Ze kwam weer een beetje tot zichzelf. ‘Heeft hij me aangevallen?’ wist ze mompelend uit te brengen.
‘Het is een zij. Dat zei ik je toch al, het is een apin. En bij de liefde van Allah, popje, ze heeft je niet aangevallen. Ze wilde alleen maar op je schouder klimmen.’
Enigszins gerustgesteld kreeg Sheherazade iets van haar arrogantie terug. ‘Ze had me kunnen doden! Ik zal alles aan mijn vader vertellen!’
De man lachte uit volle borst. ‘Wat zeg je me daar nou, popje! Felfela is zo mak als een lammetje en zo gehoorzaam als een trouwe hond. Hier, kijk. Ik zal het je meteen bewijzen.’

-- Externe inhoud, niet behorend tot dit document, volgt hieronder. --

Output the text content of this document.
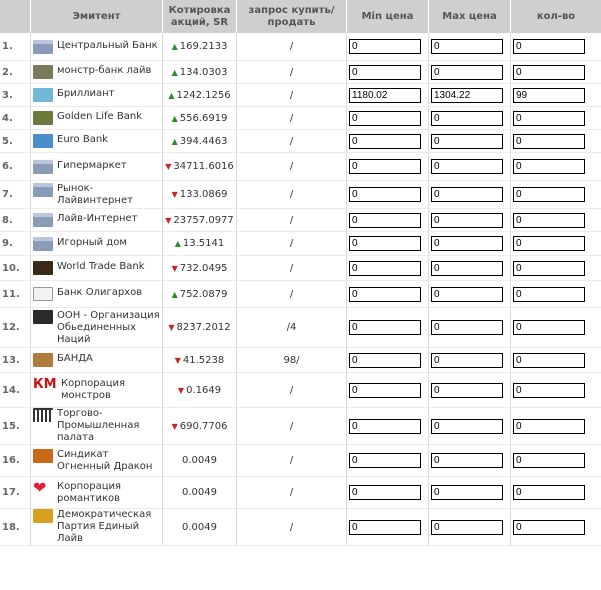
	Эмитент	Котировка акций, SR	запрос купить/продать	Min цена	Max цена	кол-во
1.	Центральный Банк	▲ 169.2133	/	0	0	0
2.	монстр-банк лайв	▲ 134.0303	/	0	0	0
3.	Бриллиант	▲ 1242.1256	/	1180.02	1304.22	99
4.	Golden Life Bank	▲ 556.6919	/	0	0	0
5.	Euro Bank	▲ 394.4463	/	0	0	0
6.	Гипермаркет	▼ 34711.6016	/	0	0	0
7.	Рынок-Лайвинтернет	▼ 133.0869	/	0	0	0
8.	Лайв-Интернет	▼ 23757.0977	/	0	0	0
9.	Игорный дом	▲ 13.5141	/	0	0	0
10.	World Trade Bank	▼ 732.0495	/	0	0	0
11.	Банк Олигархов	▲ 752.0879	/	0	0	0
12.	ООН - Организация Обьединенных Наций	▼ 8237.2012	/4	0	0	0
13.	БАНДА	▼ 41.5238	98/	0	0	0
14.	КМ Корпорация монстров	▼ 0.1649	/	0	0	0
15.	Торгово-Промышленная палата	▼ 690.7706	/	0	0	0
16.	Синдикат Огненный Дракон	0.0049	/	0	0	0
17.	❤ Корпорация романтиков	0.0049	/	0	0	0
18.	Демократическая Партия Единый Лайв	0.0049	/	0	0	0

Hij voegde de daad bij het woord, viste de nai uit de zak van zijn galabieh, zette de fluit aan zijn lippen en begon een paar noten te spelen. Onmiddellijk hield het beest op met zijn gedraai en bleef ter plekke stokstijf staan. Er volgde een nieuwe reeks klanken. Felfela maakte een koprol, ging weer op haar gebogen poten staan en leek op een volgend bevel te wachten. De man blies nog een keer op zijn fluit. Het dier begon aan een serie acrobatische figuren, de ene nog knapper dan de andere. Gehypnotiseerd volgde Sheherazade het schouwspel met groeiende verwondering naarmate de apin, reagerend op de muzikale stimulansen, de ene beweging na de andere uitvoerde. Felfela’s ronde en roze achterwerk draaide rond in het licht van de ondergaande zon, waarbij haar lange, dunne staart achter haar aan wapperde. Nog één keer liet de fluit zich horen, één enkele noot, waarna het beest weer onbeweeglijk ging zitten.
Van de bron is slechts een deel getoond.